Fairly or unfairly, many in Africa complain that Chinese projects do not employ enough Africans or do enough to transfer skills and technology. The reality is that this will vary from project to project. When a country is emerging from a decade or two of civil war, its labor force may not have sufficient capacity to work on technical projects. But at the Africa Progress Panel we view job creation as a priority issue for Africa’s development. Skills development has a major role to play in this respect.
And when Africans are employed, working conditions are sometimes substandard. Human Rights Watch reports dangerous work conditions in Zambian mines. And pay disputes at a copper mine also in Zambia led to two Chinese managers shooting at miners in 2010, then the death of a Chinese manager this August.

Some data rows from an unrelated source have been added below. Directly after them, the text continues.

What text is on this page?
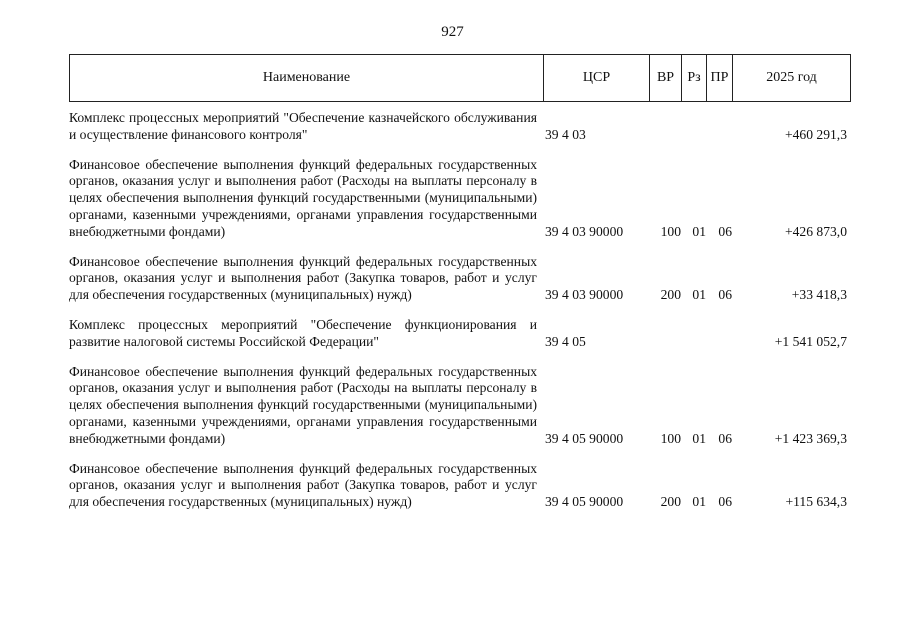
927
Наименование	ЦСР	ВР Рз ПР	2025 год
Комплекс процессных мероприятий "Обеспечение казначейского обслуживания и осуществление финансового контроля"	39 4 03	+460 291,3
Финансовое обеспечение выполнения функций федеральных государственных органов, оказания услуг и выполнения работ (Расходы на выплаты персоналу в целях обеспечения выполнения функций государственными (муниципальными) органами, казенными учреждениями, органами управления государственными внебюджетными фондами)	39 4 03 90000	100 01 06	+426 873,0
Финансовое обеспечение выполнения функций федеральных государственных органов, оказания услуг и выполнения работ (Закупка товаров, работ и услуг для обеспечения государственных (муниципальных) нужд)	39 4 03 90000	200 01 06	+33 418,3
Комплекс процессных мероприятий "Обеспечение функционирования и развитие налоговой системы Российской Федерации"	39 4 05	+1 541 052,7
Финансовое обеспечение выполнения функций федеральных государственных органов, оказания услуг и выполнения работ (Расходы на выплаты персоналу в целях обеспечения выполнения функций государственными (муниципальными) органами, казенными учреждениями, органами управления государственными внебюджетными фондами)	39 4 05 90000	100 01 06	+1 423 369,3
Финансовое обеспечение выполнения функций федеральных государственных органов, оказания услуг и выполнения работ (Закупка товаров, работ и услуг для обеспечения государственных (муниципальных) нужд)	39 4 05 90000	200 01 06	+115 634,3
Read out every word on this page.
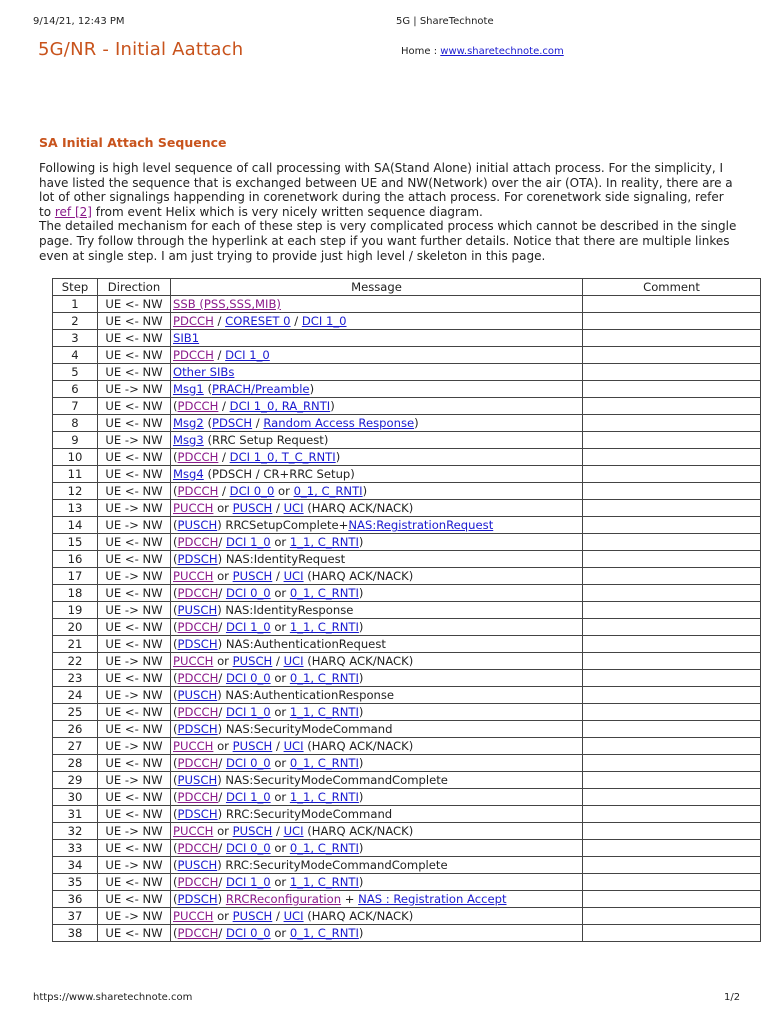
9/14/21, 12:43 PM	5G | ShareTechnote
5G/NR - Initial Aattach	Home : www.sharetechnote.com
SA Initial Attach Sequence

Following is high level sequence of call processing with SA(Stand Alone) initial attach process. For the simplicity, I have listed the sequence that is exchanged between UE and NW(Network) over the air (OTA). In reality, there are a lot of other signalings happending in corenetwork during the attach process. For corenetwork side signaling, refer to ref [2] from event Helix which is very nicely written sequence diagram.

The detailed mechanism for each of these step is very complicated process which cannot be described in the single page. Try follow through the hyperlink at each step if you want further details. Notice that there are multiple linkes even at single step. I am just trying to provide just high level / skeleton in this page.

Step	Direction	Message	Comment
1	UE <- NW	SSB (PSS,SSS,MIB)	
2	UE <- NW	PDCCH / CORESET 0 / DCI 1_0	
3	UE <- NW	SIB1	
4	UE <- NW	PDCCH / DCI 1_0	
5	UE <- NW	Other SIBs	
6	UE -> NW	Msg1 (PRACH/Preamble)	
7	UE <- NW	(PDCCH / DCI 1_0, RA_RNTI)	
8	UE <- NW	Msg2 (PDSCH / Random Access Response)	
9	UE -> NW	Msg3 (RRC Setup Request)	
10	UE <- NW	(PDCCH / DCI 1_0, T_C_RNTI)	
11	UE <- NW	Msg4 (PDSCH / CR+RRC Setup)	
12	UE <- NW	(PDCCH / DCI 0_0 or 0_1, C_RNTI)	
13	UE -> NW	PUCCH or PUSCH / UCI (HARQ ACK/NACK)	
14	UE -> NW	(PUSCH) RRCSetupComplete+NAS:RegistrationRequest	
15	UE <- NW	(PDCCH/ DCI 1_0 or 1_1, C_RNTI)	
16	UE <- NW	(PDSCH) NAS:IdentityRequest	
17	UE -> NW	PUCCH or PUSCH / UCI (HARQ ACK/NACK)	
18	UE <- NW	(PDCCH/ DCI 0_0 or 0_1, C_RNTI)	
19	UE -> NW	(PUSCH) NAS:IdentityResponse	
20	UE <- NW	(PDCCH/ DCI 1_0 or 1_1, C_RNTI)	
21	UE <- NW	(PDSCH) NAS:AuthenticationRequest	
22	UE -> NW	PUCCH or PUSCH / UCI (HARQ ACK/NACK)	
23	UE <- NW	(PDCCH/ DCI 0_0 or 0_1, C_RNTI)	
24	UE -> NW	(PUSCH) NAS:AuthenticationResponse	
25	UE <- NW	(PDCCH/ DCI 1_0 or 1_1, C_RNTI)	
26	UE <- NW	(PDSCH) NAS:SecurityModeCommand	
27	UE -> NW	PUCCH or PUSCH / UCI (HARQ ACK/NACK)	
28	UE <- NW	(PDCCH/ DCI 0_0 or 0_1, C_RNTI)	
29	UE -> NW	(PUSCH) NAS:SecurityModeCommandComplete	
30	UE <- NW	(PDCCH/ DCI 1_0 or 1_1, C_RNTI)	
31	UE <- NW	(PDSCH) RRC:SecurityModeCommand	
32	UE -> NW	PUCCH or PUSCH / UCI (HARQ ACK/NACK)	
33	UE <- NW	(PDCCH/ DCI 0_0 or 0_1, C_RNTI)	
34	UE -> NW	(PUSCH) RRC:SecurityModeCommandComplete	
35	UE <- NW	(PDCCH/ DCI 1_0 or 1_1, C_RNTI)	
36	UE <- NW	(PDSCH) RRCReconfiguration + NAS : Registration Accept	
37	UE -> NW	PUCCH or PUSCH / UCI (HARQ ACK/NACK)	
38	UE <- NW	(PDCCH/ DCI 0_0 or 0_1, C_RNTI)	
https://www.sharetechnote.com	1/2
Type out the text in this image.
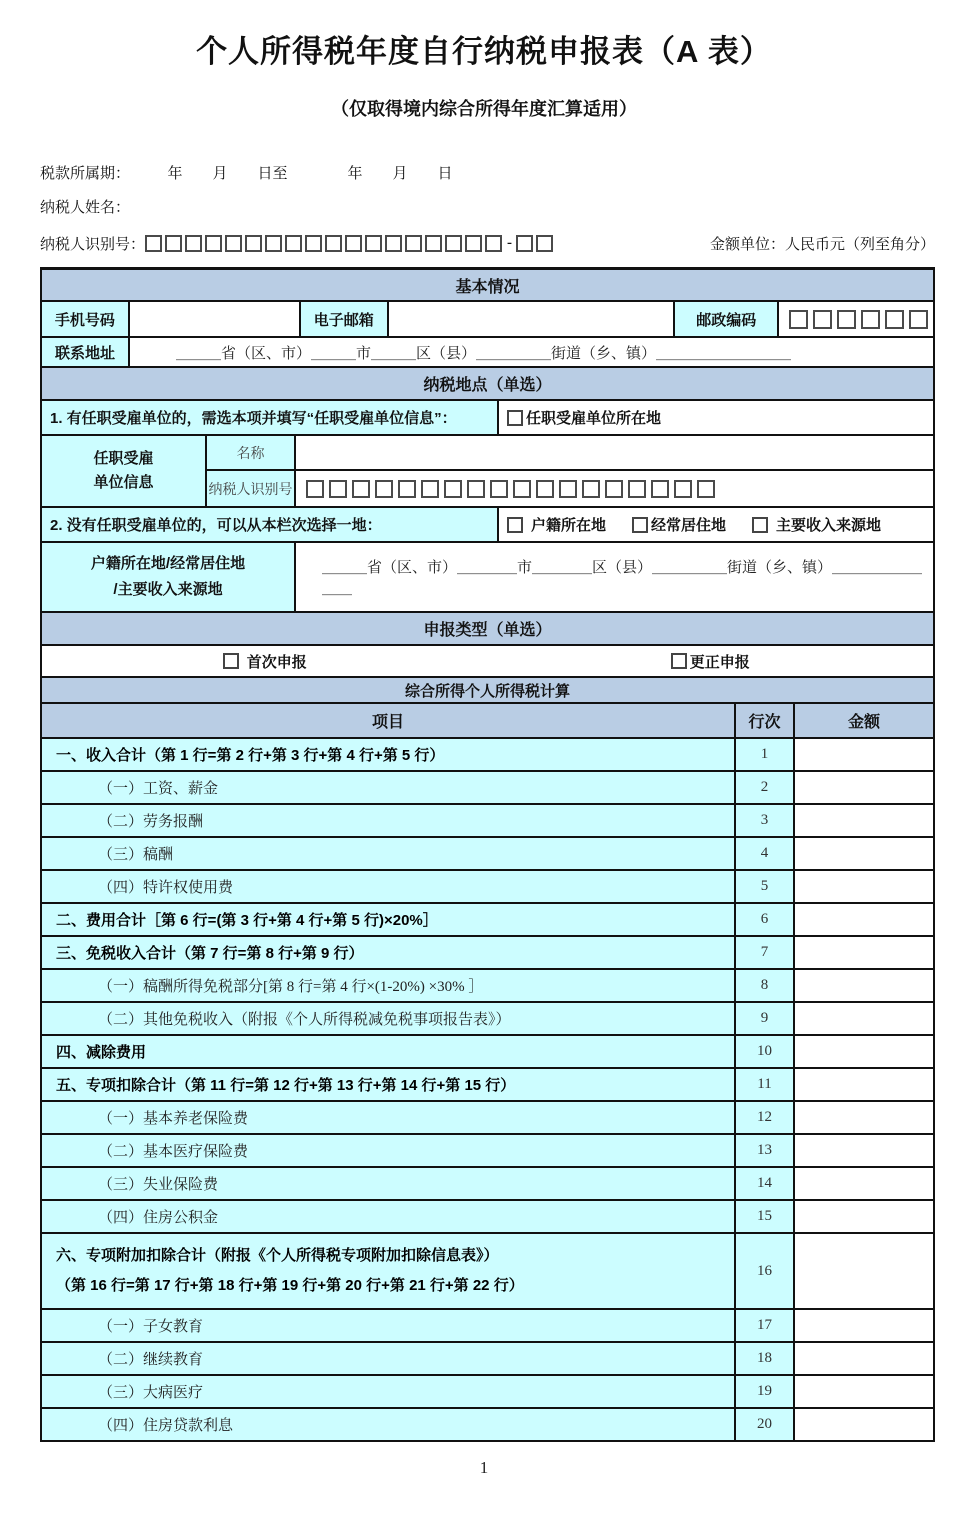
个人所得税年度自行纳税申报表（A 表）
（仅取得境内综合所得年度汇算适用）
税款所属期：　　　年　　月　　日至　　　　年　　月　　日
纳税人姓名：
纳税人识别号：	-	金额单位：人民币元（列至角分）
基本情况
手机号码	电子邮箱	邮政编码
联系地址	＿＿＿省（区、市）＿＿＿市＿＿＿区（县）＿＿＿＿＿街道（乡、镇）＿＿＿＿＿＿＿＿＿
纳税地点（单选）
1. 有任职受雇单位的，需选本项并填写“任职受雇单位信息”：	任职受雇单位所在地
任职受雇
单位信息
名称
纳税人识别号
2. 没有任职受雇单位的，可以从本栏次选择一地：	户籍所在地	经常居住地	主要收入来源地
户籍所在地/经常居住地
/主要收入来源地
＿＿＿省（区、市）＿＿＿＿市＿＿＿＿区（县）＿＿＿＿＿街道（乡、镇）＿＿＿＿＿＿＿＿
申报类型（单选）
首次申报	更正申报
综合所得个人所得税计算
项目	行次	金额
一、收入合计（第 1 行=第 2 行+第 3 行+第 4 行+第 5 行）	1
（一）工资、薪金	2
（二）劳务报酬	3
（三）稿酬	4
（四）特许权使用费	5
二、费用合计［第 6 行=(第 3 行+第 4 行+第 5 行)×20%］	6
三、免税收入合计（第 7 行=第 8 行+第 9 行）	7
（一）稿酬所得免税部分[第 8 行=第 4 行×(1-20%) ×30% ］	8
（二）其他免税收入（附报《个人所得税减免税事项报告表》）	9
四、减除费用	10
五、专项扣除合计（第 11 行=第 12 行+第 13 行+第 14 行+第 15 行）	11
（一）基本养老保险费	12
（二）基本医疗保险费	13
（三）失业保险费	14
（四）住房公积金	15
六、专项附加扣除合计（附报《个人所得税专项附加扣除信息表》）
（第 16 行=第 17 行+第 18 行+第 19 行+第 20 行+第 21 行+第 22 行）
16
（一）子女教育	17
（二）继续教育	18
（三）大病医疗	19
（四）住房贷款利息	20
1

Fifth, Africa could keep working to make itself as attractive a business environment as possible. At the Africa Progress Panel, we consider further regional economic integration to be a priority. Africa’s population will one day represent the world’s largest consumer market. If they can get increased market access by investing in a single country, Chinese businesses will want to invest much more.
Analysts see more Chinese businesses coming to Africa, meaning that the Africa-China relationship is diversifying away from simply government-to-government relationships. This makes it harder to characterize the relationship as either good or bad. However we view it, China’s growing presence in Africa is part of a rapidly changing reality that presents enormous opportunity.